My conversations with families and doctors in Sweden made me reconsider the time when I was six years old and hospitalized with anorexia. Until then, I had not given it much thought. It had seemed to me a cliché of an illness, attracting a rather uninteresting segment of the population: ambitious, controlling, inhibited, and mostly privileged girls. But something about the mute, fasting children in Sweden felt familiar to me. I do not mean to equate domestic troubles with national and political displacement, but for an immature child, solipsistic by nature, there are limits to the forms that helplessness can take. Culture shapes the scripts that expressions of distress may follow, altering not only our interpretation of mental events but the way we experience them. In Detroit, in the late 1980s, a controlling, angry, fasting child from a medically literate family found herself ushered down a path toward anorexia. In Sweden, in the mid-2000s, children of roughly the same age followed a different trajectory, which depended on their ethnicity. In both illnesses, the refusal of food—one of the few ways that a child can make conflicts about autonomy and dependence visible—is given a label that imbues the ailment with cultural and social significance, and, in some cases, an aura of martyrdom. We then make adjustments, conscious and unconscious, to the way we’ve been classified.

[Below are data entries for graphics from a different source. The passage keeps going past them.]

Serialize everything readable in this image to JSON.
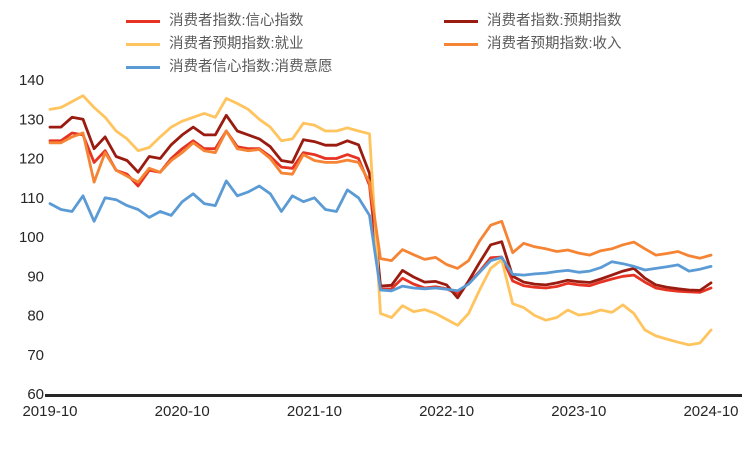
{
  "chart_data": {
    "type": "line",
    "title": "",
    "xlabel": "",
    "ylabel": "",
    "grid": false,
    "legend_position": "top",
    "ylim": [
      60,
      140
    ],
    "y_ticks": [
      60,
      70,
      80,
      90,
      100,
      110,
      120,
      130,
      140
    ],
    "x_tick_labels": [
      "2019-10",
      "2020-10",
      "2021-10",
      "2022-10",
      "2023-10",
      "2024-10"
    ],
    "x_tick_month_index": [
      0,
      12,
      24,
      36,
      48,
      60
    ],
    "x": [
      "2019-10",
      "2019-11",
      "2019-12",
      "2020-01",
      "2020-02",
      "2020-03",
      "2020-04",
      "2020-05",
      "2020-06",
      "2020-07",
      "2020-08",
      "2020-09",
      "2020-10",
      "2020-11",
      "2020-12",
      "2021-01",
      "2021-02",
      "2021-03",
      "2021-04",
      "2021-05",
      "2021-06",
      "2021-07",
      "2021-08",
      "2021-09",
      "2021-10",
      "2021-11",
      "2021-12",
      "2022-01",
      "2022-02",
      "2022-03",
      "2022-04",
      "2022-05",
      "2022-06",
      "2022-07",
      "2022-08",
      "2022-09",
      "2022-10",
      "2022-11",
      "2022-12",
      "2023-01",
      "2023-02",
      "2023-03",
      "2023-04",
      "2023-05",
      "2023-06",
      "2023-07",
      "2023-08",
      "2023-09",
      "2023-10",
      "2023-11",
      "2023-12",
      "2024-01",
      "2024-02",
      "2024-03",
      "2024-04",
      "2024-05",
      "2024-06",
      "2024-07",
      "2024-08",
      "2024-09",
      "2024-10"
    ],
    "series": [
      {
        "name": "消费者指数:信心指数",
        "color": "#E63323",
        "values": [
          124.5,
          124.5,
          126.5,
          126.0,
          119.0,
          122.0,
          117.0,
          116.0,
          113.0,
          117.0,
          116.5,
          120.0,
          122.5,
          124.5,
          122.5,
          122.5,
          127.0,
          123.0,
          122.5,
          122.5,
          120.5,
          117.8,
          117.5,
          121.5,
          121.0,
          120.0,
          120.0,
          121.0,
          120.0,
          113.2,
          86.7,
          86.8,
          89.5,
          88.0,
          87.0,
          87.3,
          86.8,
          85.5,
          88.3,
          91.2,
          94.7,
          94.9,
          88.8,
          87.6,
          87.2,
          87.0,
          87.4,
          88.2,
          87.8,
          87.6,
          88.5,
          89.3,
          90.0,
          90.3,
          88.5,
          87.0,
          86.5,
          86.2,
          86.0,
          85.9,
          87.0
        ]
      },
      {
        "name": "消费者指数:预期指数",
        "color": "#9A1B10",
        "values": [
          128.0,
          128.0,
          130.5,
          130.0,
          122.5,
          125.5,
          120.5,
          119.5,
          116.5,
          120.5,
          120.0,
          123.5,
          126.0,
          128.0,
          126.0,
          126.0,
          131.0,
          127.0,
          126.0,
          125.0,
          123.0,
          119.5,
          119.0,
          124.8,
          124.3,
          123.4,
          123.4,
          124.5,
          123.5,
          116.2,
          87.5,
          87.7,
          91.5,
          89.8,
          88.5,
          88.7,
          87.8,
          84.5,
          88.8,
          93.5,
          98.0,
          98.8,
          90.0,
          88.5,
          88.0,
          87.8,
          88.3,
          89.0,
          88.6,
          88.4,
          89.3,
          90.3,
          91.3,
          92.0,
          89.5,
          87.8,
          87.2,
          86.8,
          86.5,
          86.4,
          88.3
        ]
      },
      {
        "name": "消费者预期指数:就业",
        "color": "#FFC45E",
        "values": [
          132.5,
          133.0,
          134.5,
          136.0,
          133.0,
          130.5,
          127.0,
          125.0,
          122.0,
          122.8,
          125.5,
          128.0,
          129.5,
          130.5,
          131.5,
          130.5,
          135.3,
          134.0,
          132.5,
          130.0,
          128.0,
          124.5,
          125.0,
          129.0,
          128.5,
          127.0,
          127.0,
          127.8,
          127.0,
          126.3,
          80.5,
          79.5,
          82.5,
          81.0,
          81.5,
          80.5,
          79.0,
          77.5,
          80.5,
          86.5,
          92.0,
          94.2,
          83.0,
          82.0,
          80.0,
          78.8,
          79.5,
          81.4,
          80.1,
          80.5,
          81.4,
          80.8,
          82.7,
          80.5,
          76.3,
          74.8,
          74.0,
          73.2,
          72.5,
          73.0,
          76.3
        ]
      },
      {
        "name": "消费者预期指数:收入",
        "color": "#F58434",
        "values": [
          124.0,
          124.0,
          125.5,
          126.5,
          114.0,
          121.5,
          117.0,
          115.5,
          114.0,
          117.5,
          116.5,
          119.5,
          121.5,
          124.0,
          122.0,
          121.5,
          127.0,
          122.5,
          122.0,
          122.3,
          120.0,
          116.3,
          116.0,
          121.0,
          119.5,
          119.0,
          119.0,
          119.6,
          119.0,
          114.0,
          94.5,
          94.0,
          96.8,
          95.5,
          94.3,
          94.8,
          93.0,
          92.0,
          94.0,
          99.0,
          103.0,
          104.0,
          96.0,
          98.4,
          97.5,
          97.0,
          96.3,
          96.7,
          95.9,
          95.4,
          96.5,
          97.0,
          98.0,
          98.7,
          97.0,
          95.4,
          95.8,
          96.3,
          95.2,
          94.6,
          95.4
        ]
      },
      {
        "name": "消费者信心指数:消费意愿",
        "color": "#5B9BD5",
        "values": [
          108.5,
          107.0,
          106.5,
          110.5,
          104.0,
          110.0,
          109.5,
          108.0,
          107.0,
          105.0,
          106.5,
          105.5,
          109.0,
          111.0,
          108.5,
          108.0,
          114.3,
          110.5,
          111.5,
          113.0,
          111.0,
          106.5,
          110.5,
          109.0,
          110.0,
          107.0,
          106.5,
          112.0,
          110.0,
          105.5,
          86.5,
          86.3,
          87.5,
          87.0,
          86.8,
          87.0,
          86.7,
          86.3,
          88.0,
          91.0,
          94.0,
          94.8,
          90.5,
          90.3,
          90.6,
          90.8,
          91.2,
          91.5,
          91.0,
          91.3,
          92.2,
          93.7,
          93.2,
          92.5,
          91.6,
          92.0,
          92.4,
          92.9,
          91.3,
          91.8,
          92.5
        ]
      }
    ],
    "style": {
      "axis_line_color": "#262626",
      "tick_label_color": "#262626",
      "legend_text_color": "#5a5a5a",
      "background": "#ffffff"
    }
  }
}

The grant jury: This potent and timely exploration of how psychiatry, its diagnostics, and its pharmaceuticals have woven themselves deeply into our personal and cultural lives charts completely new territory. Aviv’s startling connections, such as identifying psychiatry as a force for colonialism and globalism, or the relationship between racism and schizophrenia in America, are vital; her compassion, curiosity, and deep-seated humanism, irreplaceable. Aviv’s writing is breathtakingly beautiful, but even more impressive and moving is her radical empathy.
Rachel Aviv has been a staff writer at The New Yorker since 2013. She has written for the magazine about a range of subjects including medicine, legal ethics, and criminal justice. She won the 2022 National Magazine Award for Profile Writing and has received a Rona Jaffe Foundation Writers’ Award and the Scripps Howard Award, for reporting about police violence. She was a 2019 national fellow at New America. She lives in Brooklyn.